Saturday 8/15/20
IMMIGRATION SCAM SUSPECTED

Prominent Indian citizen residing in Finland wanted by Interpol

Indian authorities request his arrest for allegedly cheating a woman to whom he promised a residence permit and a well-paid job in Finland.

Sanal Edamaruku with former President Tarja Halonen in 2018. Photo: Facebook/Sanal Edamaruku.
Sanal Edamaruku with former President Tarja Halonen in 2018. Photo: Facebook/Sanal Edamaruku.

Interpol has issued a red notice against Sanal Edamaruku, a prominent Indian citizen residing in Finland. The document, of which this reporter has seen a copy, requests action to be taken in order to locate and arrest him with a view to extradition.

The red notice is a request by Interpol to locate and provisionally arrest a person pending extradition, surrender, or similar legal action.

Sanal Edamaruku is the president of Rationalist International, a movement he founded in 1995 and whose headquarters moved later to Helsinki.
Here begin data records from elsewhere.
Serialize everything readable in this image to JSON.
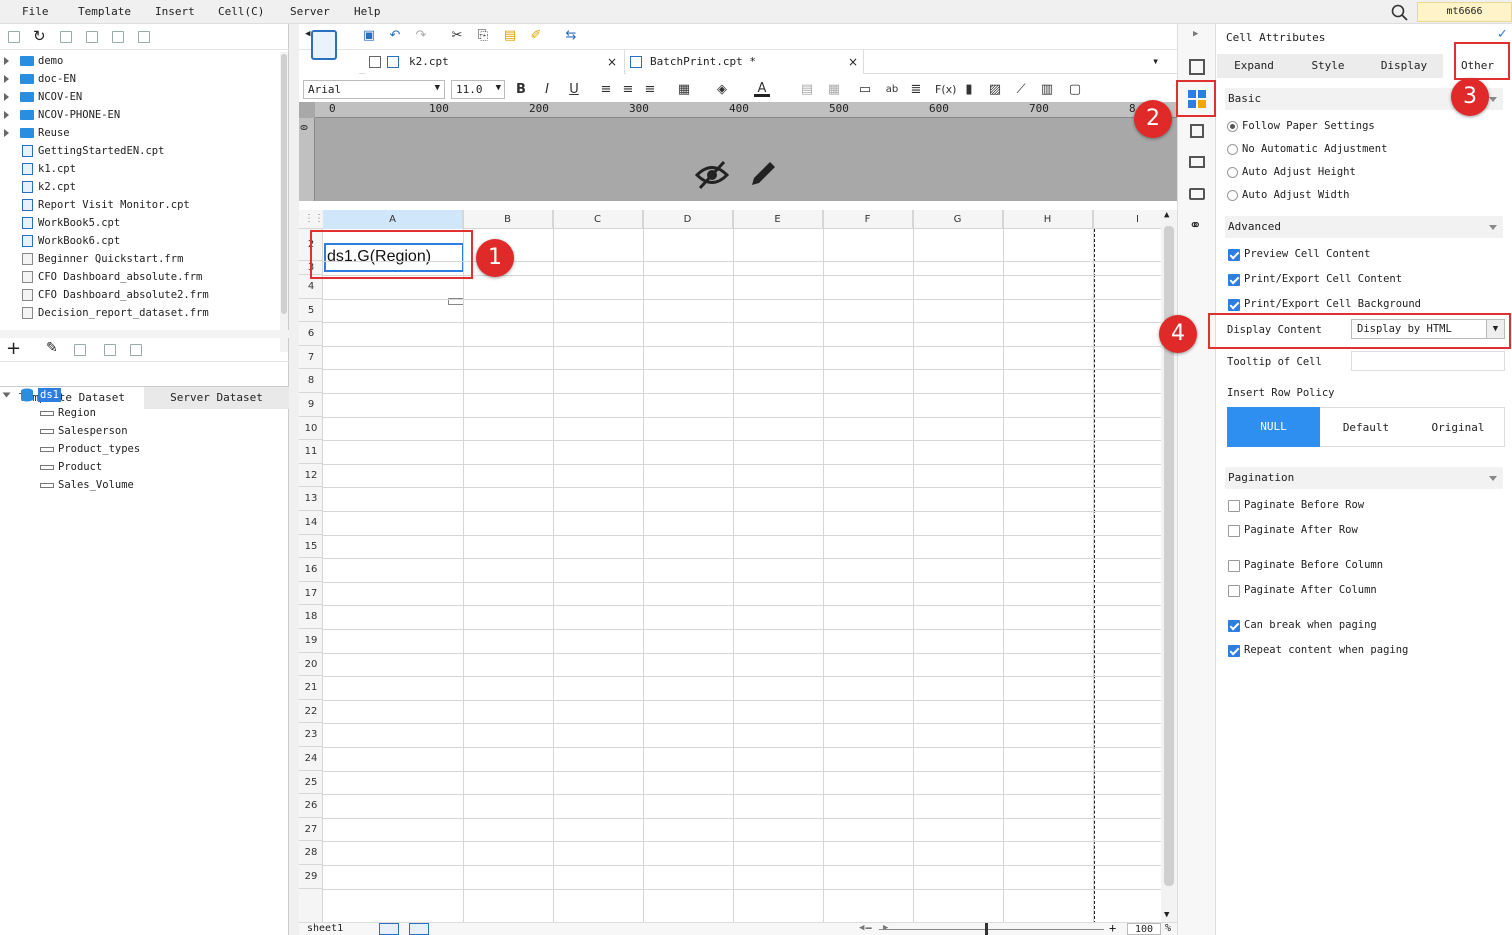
{
  "menu": [
    "File",
    "Template",
    "Insert",
    "Cell(C)",
    "Server",
    "Help"
  ],
  "user": "mt6666",
  "file_tree": [
    {
      "type": "folder",
      "label": "demo"
    },
    {
      "type": "folder",
      "label": "doc-EN"
    },
    {
      "type": "folder",
      "label": "NCOV-EN"
    },
    {
      "type": "folder",
      "label": "NCOV-PHONE-EN"
    },
    {
      "type": "folder",
      "label": "Reuse"
    },
    {
      "type": "cpt",
      "label": "GettingStartedEN.cpt"
    },
    {
      "type": "cpt",
      "label": "k1.cpt"
    },
    {
      "type": "cpt",
      "label": "k2.cpt"
    },
    {
      "type": "cpt",
      "label": "Report Visit Monitor.cpt"
    },
    {
      "type": "cpt",
      "label": "WorkBook5.cpt"
    },
    {
      "type": "cpt",
      "label": "WorkBook6.cpt"
    },
    {
      "type": "frm",
      "label": "Beginner Quickstart.frm"
    },
    {
      "type": "frm",
      "label": "CFO Dashboard_absolute.frm"
    },
    {
      "type": "frm",
      "label": "CFO Dashboard_absolute2.frm"
    },
    {
      "type": "frm",
      "label": "Decision_report_dataset.frm"
    }
  ],
  "dataset_tabs": {
    "template": "Template Dataset",
    "server": "Server Dataset"
  },
  "dataset": {
    "name": "ds1",
    "fields": [
      "Region",
      "Salesperson",
      "Product_types",
      "Product",
      "Sales_Volume"
    ]
  },
  "tabs": [
    {
      "label": "k2.cpt"
    },
    {
      "label": "BatchPrint.cpt *"
    }
  ],
  "font": {
    "name": "Arial",
    "size": "11.0"
  },
  "ruler": [
    "0",
    "100",
    "200",
    "300",
    "400",
    "500",
    "600",
    "700",
    "8"
  ],
  "columns": [
    "A",
    "B",
    "C",
    "D",
    "E",
    "F",
    "G",
    "H",
    "I"
  ],
  "rows": [
    "2",
    "3",
    "4",
    "5",
    "6",
    "7",
    "8",
    "9",
    "10",
    "11",
    "12",
    "13",
    "14",
    "15",
    "16",
    "17",
    "18",
    "19",
    "20",
    "21",
    "22",
    "23",
    "24",
    "25",
    "26",
    "27",
    "28",
    "29"
  ],
  "cell_a2": "ds1.G(Region)",
  "sheet": {
    "tab": "sheet1",
    "zoom": "100",
    "zoom_unit": "%"
  },
  "right": {
    "title": "Cell Attributes",
    "tabs": [
      "Expand",
      "Style",
      "Display",
      "Other"
    ],
    "basic": {
      "heading": "Basic",
      "options": [
        "Follow Paper Settings",
        "No Automatic Adjustment",
        "Auto Adjust Height",
        "Auto Adjust Width"
      ]
    },
    "advanced": {
      "heading": "Advanced",
      "checks": [
        "Preview Cell Content",
        "Print/Export Cell Content",
        "Print/Export Cell Background"
      ],
      "display_content_label": "Display Content",
      "display_content_value": "Display by HTML",
      "tooltip_label": "Tooltip of Cell",
      "insert_row_label": "Insert Row Policy",
      "insert_row_opts": [
        "NULL",
        "Default",
        "Original"
      ]
    },
    "pagination": {
      "heading": "Pagination",
      "checks": [
        "Paginate Before Row",
        "Paginate After Row",
        "Paginate Before Column",
        "Paginate After Column",
        "Can break when paging",
        "Repeat content when paging"
      ]
    }
  },
  "badges": [
    "1",
    "2",
    "3",
    "4"
  ],
  "colors": {
    "accent": "#2e7de0",
    "badge": "#e02a2a",
    "selected_header": "#cfe6fb"
  }
}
According to its website, rationalists aim to make "the voice of reason heard and considered when decisions which will shape our future are taken." 

'Freethinker and atheist'

In his personal blog, Edamaruku defines himself as a "skeptic, freethinker, humanist and atheist," whom the Catholic Church "attempts to silence."

But the Church is not the only institution that has taken an interest in him.
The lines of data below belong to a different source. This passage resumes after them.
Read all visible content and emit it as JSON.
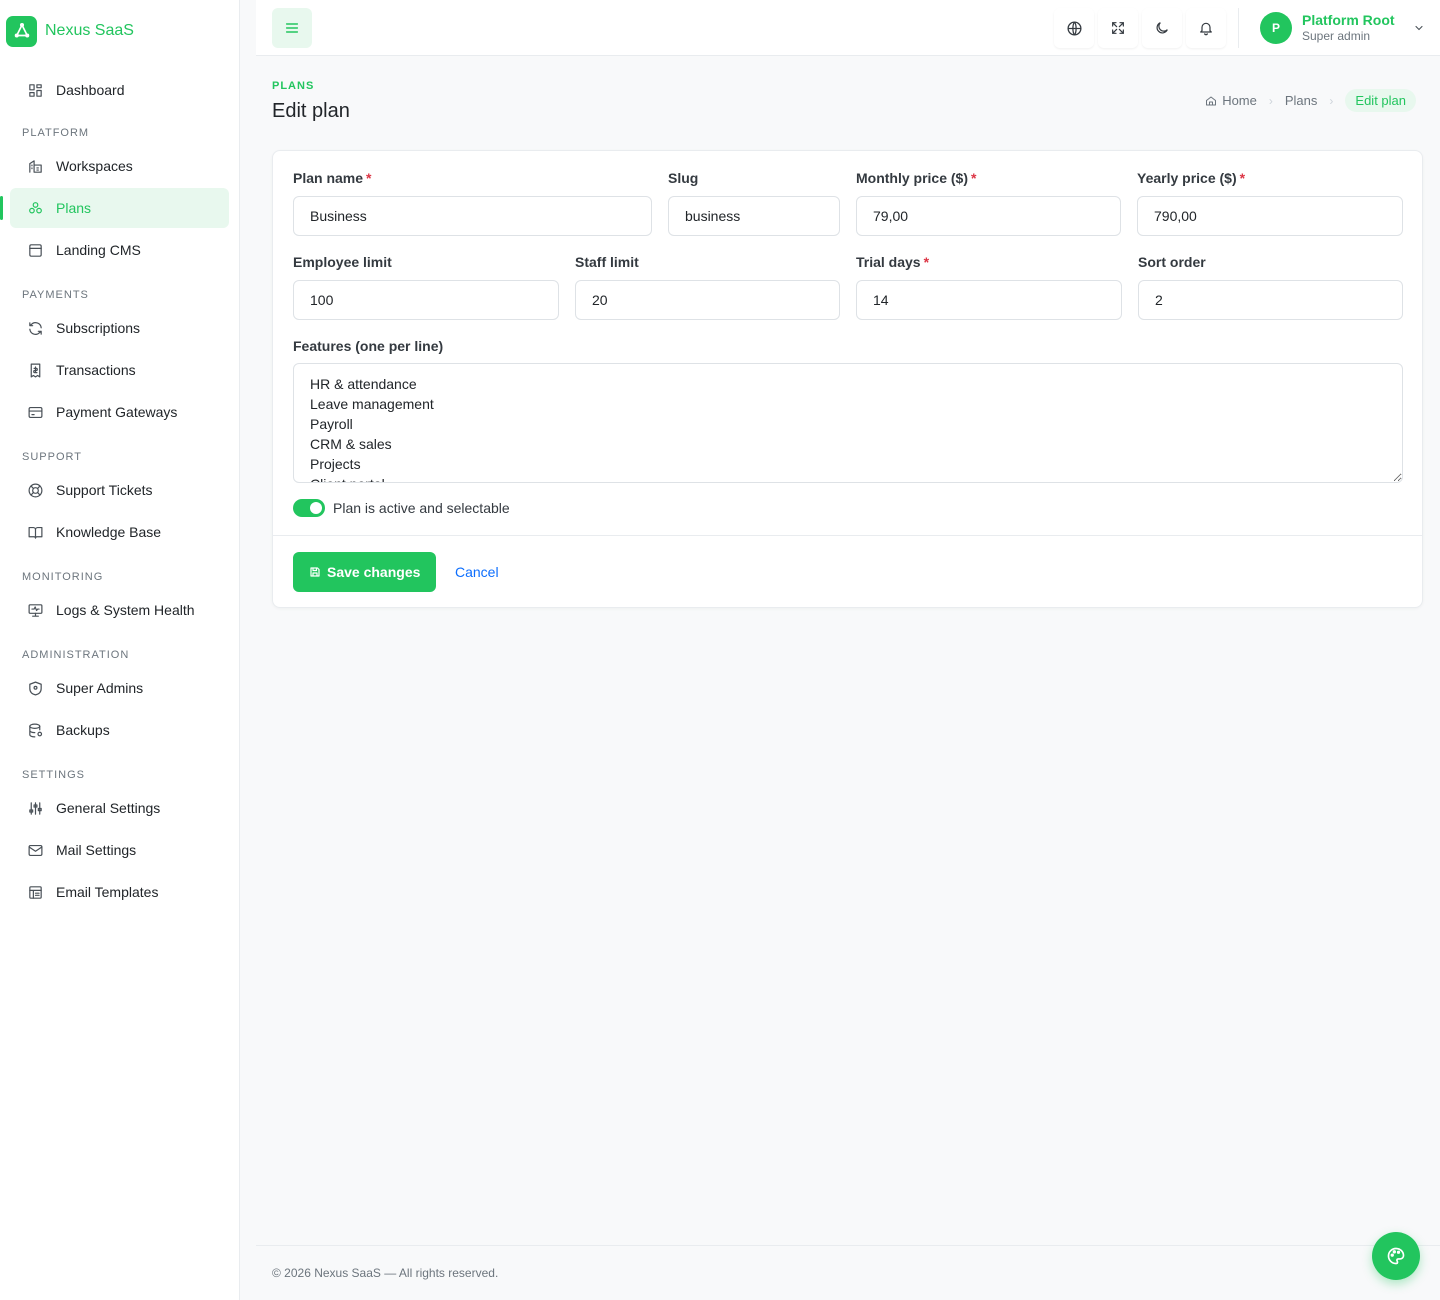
{
  "brand": {
    "name": "Nexus SaaS"
  },
  "sidebar": {
    "sections": [
      {
        "title": "",
        "items": [
          {
            "label": "Dashboard",
            "icon": "dashboard-icon"
          }
        ]
      },
      {
        "title": "PLATFORM",
        "items": [
          {
            "label": "Workspaces",
            "icon": "building-icon"
          },
          {
            "label": "Plans",
            "icon": "plans-icon",
            "active": true
          },
          {
            "label": "Landing CMS",
            "icon": "browser-icon"
          }
        ]
      },
      {
        "title": "PAYMENTS",
        "items": [
          {
            "label": "Subscriptions",
            "icon": "refresh-icon"
          },
          {
            "label": "Transactions",
            "icon": "receipt-icon"
          },
          {
            "label": "Payment Gateways",
            "icon": "card-icon"
          }
        ]
      },
      {
        "title": "SUPPORT",
        "items": [
          {
            "label": "Support Tickets",
            "icon": "lifebuoy-icon"
          },
          {
            "label": "Knowledge Base",
            "icon": "book-icon"
          }
        ]
      },
      {
        "title": "MONITORING",
        "items": [
          {
            "label": "Logs & System Health",
            "icon": "monitor-icon"
          }
        ]
      },
      {
        "title": "ADMINISTRATION",
        "items": [
          {
            "label": "Super Admins",
            "icon": "shield-icon"
          },
          {
            "label": "Backups",
            "icon": "database-icon"
          }
        ]
      },
      {
        "title": "SETTINGS",
        "items": [
          {
            "label": "General Settings",
            "icon": "sliders-icon"
          },
          {
            "label": "Mail Settings",
            "icon": "mail-icon"
          },
          {
            "label": "Email Templates",
            "icon": "template-icon"
          }
        ]
      }
    ]
  },
  "topbar": {
    "user": {
      "initial": "P",
      "name": "Platform Root",
      "role": "Super admin"
    }
  },
  "page": {
    "pretitle": "PLANS",
    "title": "Edit plan",
    "breadcrumb": {
      "home": "Home",
      "plans": "Plans",
      "current": "Edit plan"
    }
  },
  "form": {
    "plan_name": {
      "label": "Plan name",
      "value": "Business"
    },
    "slug": {
      "label": "Slug",
      "value": "business"
    },
    "monthly_price": {
      "label": "Monthly price ($)",
      "value": "79,00"
    },
    "yearly_price": {
      "label": "Yearly price ($)",
      "value": "790,00"
    },
    "employee_limit": {
      "label": "Employee limit",
      "value": "100"
    },
    "staff_limit": {
      "label": "Staff limit",
      "value": "20"
    },
    "trial_days": {
      "label": "Trial days",
      "value": "14"
    },
    "sort_order": {
      "label": "Sort order",
      "value": "2"
    },
    "features": {
      "label": "Features (one per line)",
      "value": "HR & attendance\nLeave management\nPayroll\nCRM & sales\nProjects\nClient portal"
    },
    "active_toggle": {
      "label": "Plan is active and selectable",
      "checked": true
    },
    "save_label": "Save changes",
    "cancel_label": "Cancel"
  },
  "footer": {
    "text": "© 2026 Nexus SaaS — All rights reserved."
  },
  "colors": {
    "accent": "#22c55e",
    "accent_soft": "#e8f8ee",
    "link": "#0d6efd",
    "required": "#dc3545"
  }
}
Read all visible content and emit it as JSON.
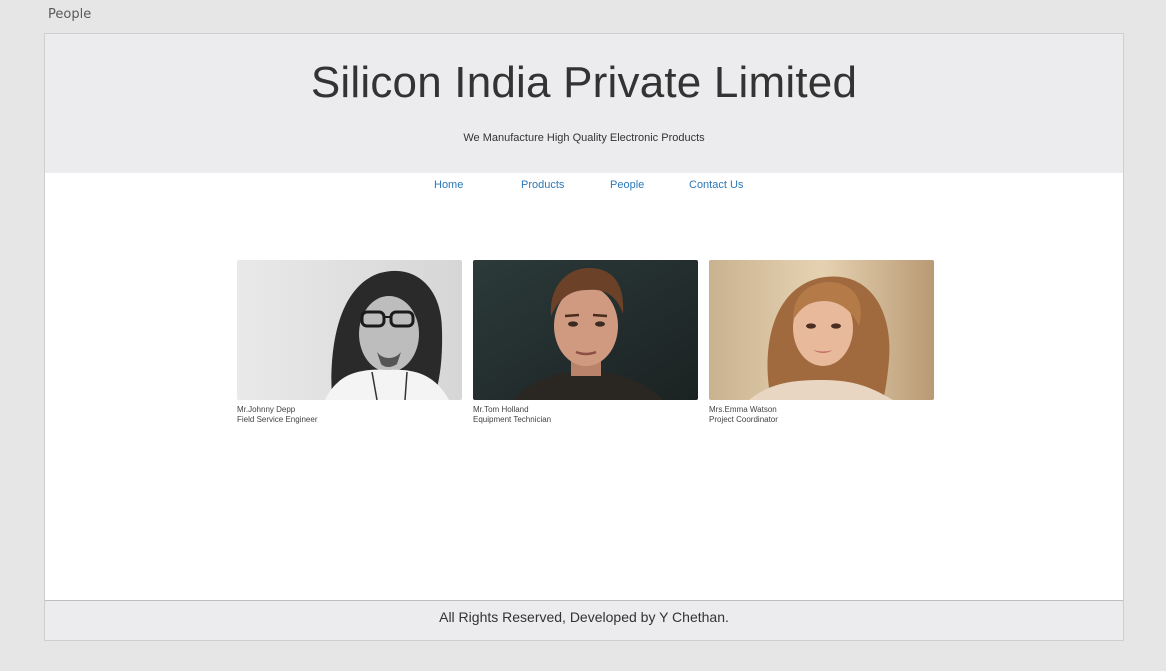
{
  "artboard": {
    "label": "People"
  },
  "header": {
    "title": "Silicon India Private Limited",
    "tagline": "We Manufacture High Quality Electronic Products"
  },
  "nav": {
    "items": [
      {
        "label": "Home"
      },
      {
        "label": "Products"
      },
      {
        "label": "People"
      },
      {
        "label": "Contact Us"
      }
    ]
  },
  "people": [
    {
      "name": "Mr.Johnny Depp",
      "role": "Field Service Engineer"
    },
    {
      "name": "Mr.Tom Holland",
      "role": "Equipment Technician"
    },
    {
      "name": "Mrs.Emma Watson",
      "role": "Project Coordinator"
    }
  ],
  "footer": {
    "text": "All Rights Reserved, Developed by Y Chethan."
  },
  "colors": {
    "page_background": "#e6e6e6",
    "header_background": "#ececee",
    "nav_link": "#2b78b8",
    "text": "#333333"
  }
}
He is also being sought by a court in the city of Alappuzha (in the Indian state of Kerala) for an alleged fraud against Prameela Devi, a woman from whom he collected 1,575,000 Indian rupees (more than 18,000 euros) for a non-existent job offer in Finland, a visa and a work permit.

According to Interpol's summary of the case, Edamaruku offered the complainant a visa for educational purposes, a job with high salary and a permanent residence permit in Finland, for which the woman paid a big sum of money. But he neither gave her the travel permits nor refunded the money. Therefore, he is accused of having committed the offence of cheating and criminal breach of trust.

'The offer was fake'

"Mr Sanal Edamaruku was known to me as a prominent Rationalist leader in India. He used his prominence to generate trust in me and offered me a visa for a better job in Finland." "He cheated me," says Prameela Devi, who claims to work in the department of Economics and statistics of the Kerala Government.
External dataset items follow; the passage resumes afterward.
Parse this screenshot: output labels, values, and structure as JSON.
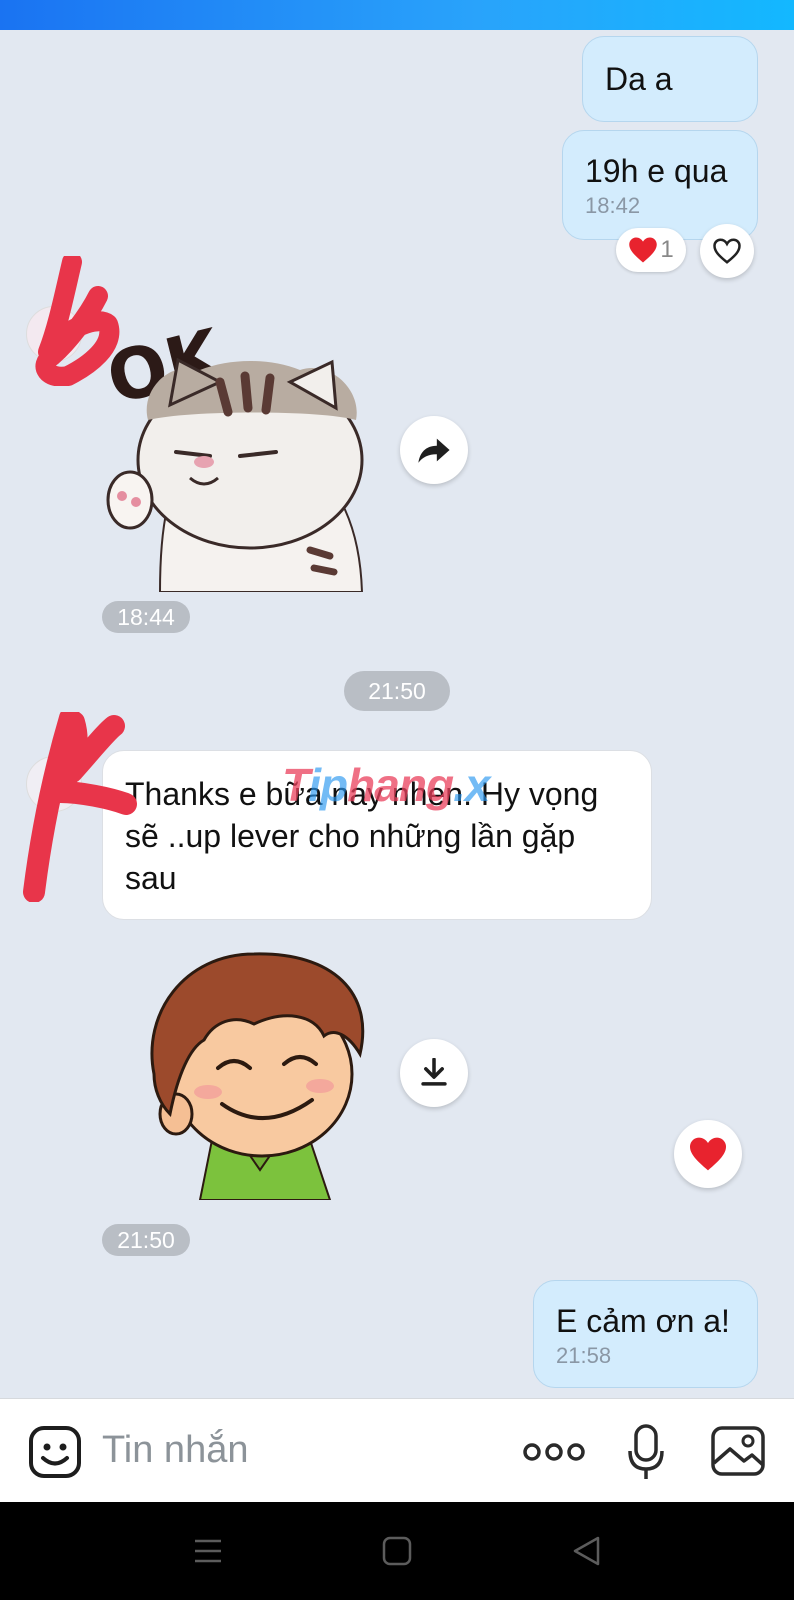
{
  "messages": {
    "msg1": {
      "text": "Da a"
    },
    "msg2": {
      "text": "19h e qua",
      "time": "18:42",
      "reaction_count": "1"
    },
    "sticker1": {
      "time": "18:44",
      "caption": "OK"
    },
    "divider": {
      "time": "21:50"
    },
    "msg3": {
      "line1": "Thanks e bữa nay nhen. Hy vọng",
      "line2": "sẽ ..up lever cho những lần gặp",
      "line3": "sau"
    },
    "sticker2": {
      "time": "21:50"
    },
    "msg4": {
      "text": "E cảm ơn a!",
      "time": "21:58"
    }
  },
  "watermark": {
    "part1": "T",
    "part2": "ip",
    "part3": "hang",
    "part4": ".x"
  },
  "input": {
    "placeholder": "Tin nhắn"
  },
  "colors": {
    "background": "#e2e8f1",
    "my_bubble": "#d3ecfd",
    "their_bubble": "#ffffff",
    "accent": "#1a73f2",
    "heart": "#e8232e",
    "scribble": "#e8354a"
  },
  "icons": [
    "sticker-icon",
    "more-icon",
    "mic-icon",
    "image-icon",
    "forward-icon",
    "download-icon",
    "heart-icon",
    "menu-icon",
    "home-icon",
    "back-icon"
  ]
}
According to the plaintiff, the money was sent to Edamaruku's account with the State Bank of India through several transfers made between February 2015 and October 2016. But after a long period of time, the suspect failed to provide her with the promised job and work permit.

"When I insisted, he mailed me a job offer letter offering me a job in his own firm, named Rationalist International (...) when I tried to apply for the residence permit it was revealed that the so called offer was fake and his firm was not entitled to offer any job for me or anyone," Prameela explained in a statement sent to this journal.

Tired of having no answers to her demands and suspecting that she had been scammed, in June 2017 the woman decided to report the events to the police. An investigation began which led to Alappuzha Court of Chief Judicial Magistrate issuing an arrest warrant against Edamaruku in 2018.

Now the complainant says she wishes to see Sanal Edamaruku extradited to India to respond for his acts. But since he resides in Finland, the case is now in the hands of Interpol and ultimately depends on the Finnish authorities.

Finland does not say 'yes' or 'no'

Finnish police say that, according to Interpol's confidentiality rules, they cannot confirm or deny if they have received the red notice against Edamaruku.

"If such a red notice would exist, we would act accordingly in close cooperation with Interpol and the country that issued the notice," said Senior Detective Superintendent Hannu Kautto, from the National Bureau of Investigation.

According to Kautto, when there is a red notice on a citizen from outside the European Union, the Ministry of Justice is the authority responsible for deciding if there are grounds for taking action and what action to take.

In each case, the country's authorities must also examine whether some exceptional circumstances (such as human rights issues) should be taken into account before proceeding to arrest and extradition.